Ce contrat ainsi bouclé chez Opel, intervient sur fond d'un chômage croissant dans le pays. Le nombre officiel des chômeurs atteint les 5,2 millions. Soit un taux national de 12,6%, mais près 20,7% à l'Est. Dans le Mecklembourg-Poméranie occidentale, le quart de la population active est au chômage. Les lois «Hartz-IV» du gouvernement Schröder, une sévère baisse de l'indemnisation du chômage entrée en vigueur au 1erjanvier 2005, rendent encore plus précaires les conditions de vie des licenciés. Au bout de 12 mois au lieu de 32 auparavant (sauf pour ceux de plus de 55 ans), ils n'ont plus droit qu'à une aide sociale minimale (345 euros mensuels à l'Ouest, 331 à l'Est, auxquels il faut ajouter quelques aumônes pour le logement, le chauffage, les vêtements, les frais scolaires, versées en échange de vérifications humiliantes que l'allocataire est bien pauvre et sans aide familiale!).

S'ajoute la nouveauté des «jobs à un euro». Les chômeurs ravalés au minimum social sont invités à des tâches de garderie d'enfants, de soins aux vieux, de jardinage. Travaux dits d'utilité publique, pour lesquels ils touchent 1 euro de l'heure. 600000 d'entre eux suppléent ainsi les carences des services publics, qui n'embauchent plus, ne forment plus le personnel nécessaire, ne remplacent plus les profs par exemple. Ainsi, à Berlin, près de 500 personnes assurent des remplacements de maîtres nageurs, profs de langue, dans les établissements scolaires. Et au diable l'embauche de personnel qualifié, payé au tarif des contrats collectifs! Si les chômeurs refusent ces jobs, leur indemnité est amputée.

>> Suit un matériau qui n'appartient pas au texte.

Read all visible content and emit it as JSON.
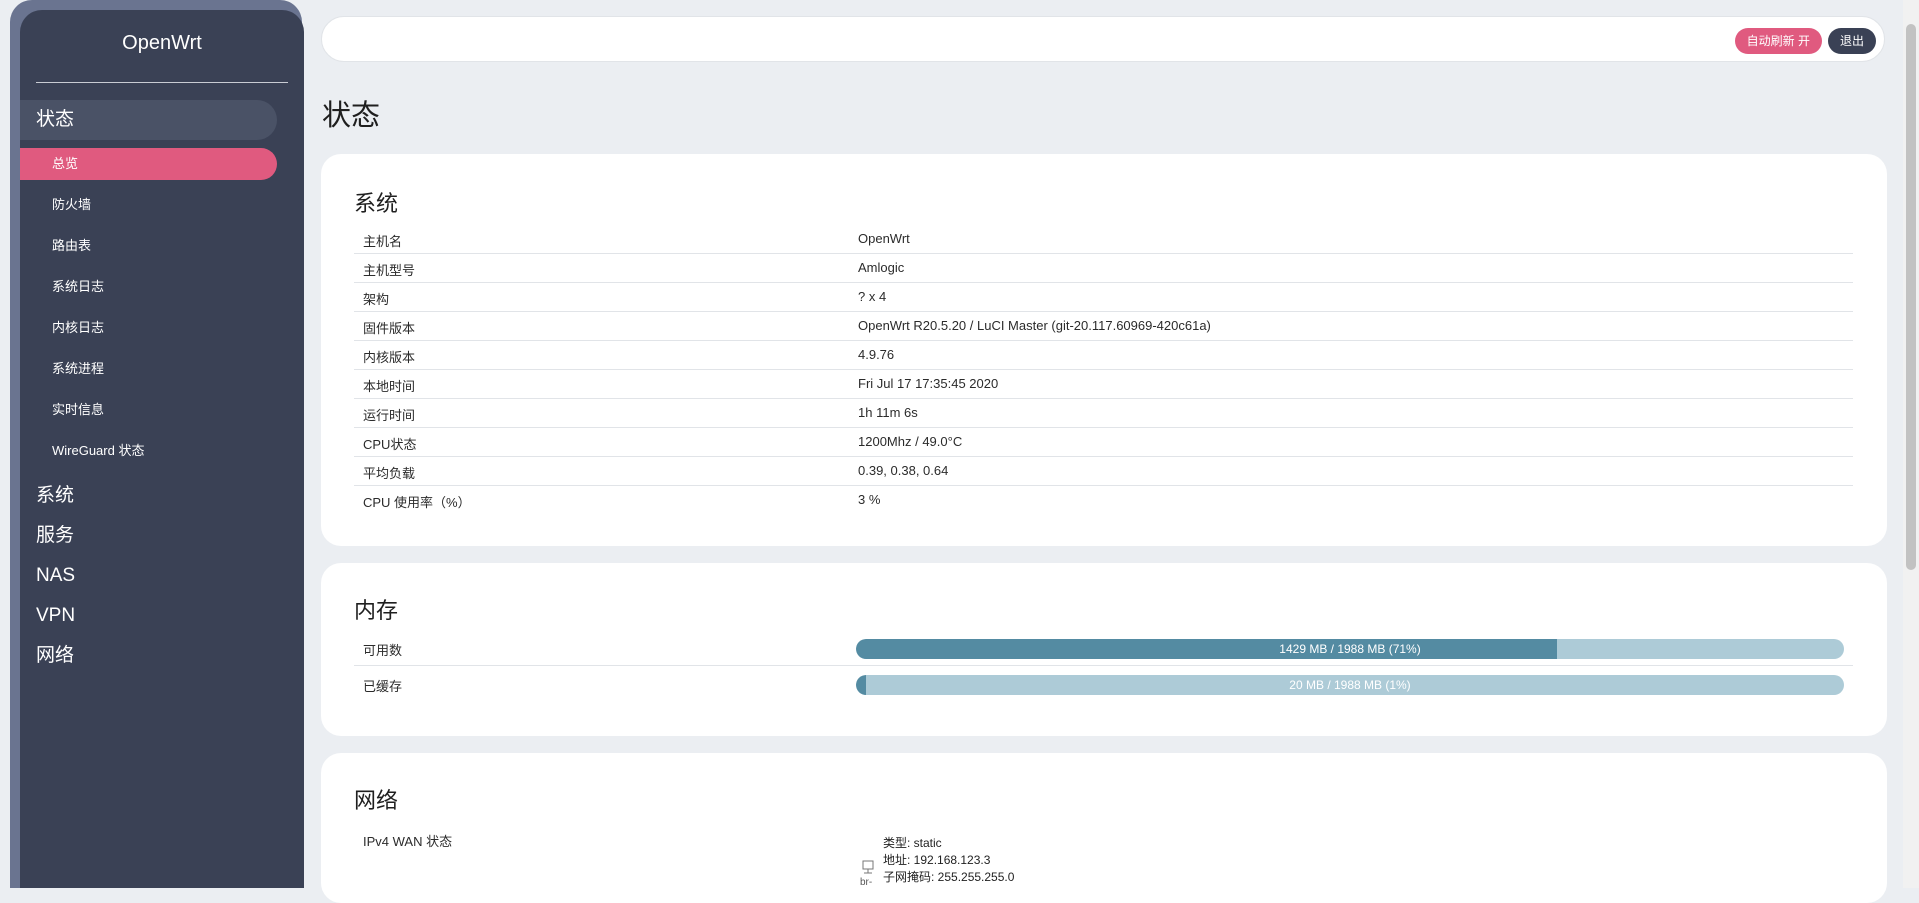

Mais qu'à cela ne tienne, la bureaucratie syndicale réitère son soutien au gouvernement. Selon le chef de la DGB, les reculs de l'« État providence» seraient inéluctables.

Et tandis que les chômeurs isolés sont aux prises avec les pires tracasseries, tandis que les travailleurs en activité sont confrontés à des bureaucraties syndicales juste préoccupées d'éviter ou d'étrangler tout conflit d'ampleur, les grands trusts et banques annoncent à la fois des profits fastueux et des licenciements massifs. Records de profits vont de pair avec records de chômage. En 2004, les gains officiels totaux des entreprises allemandes ont augmenté de 10%, pour atteindre les 493 milliards d'euros.

Y'a quelque chose qui cloche là-dedans. Les patrons licencient, les gouvernants prennent des mesures qui rendent les travailleurs et les chômeurs plus durement exploitables, les bureaucrates syndicaux avalisent et donnent leur bénédiction. Il est vraiment temps que les travailleurs fassent reculer cette sainte trinité.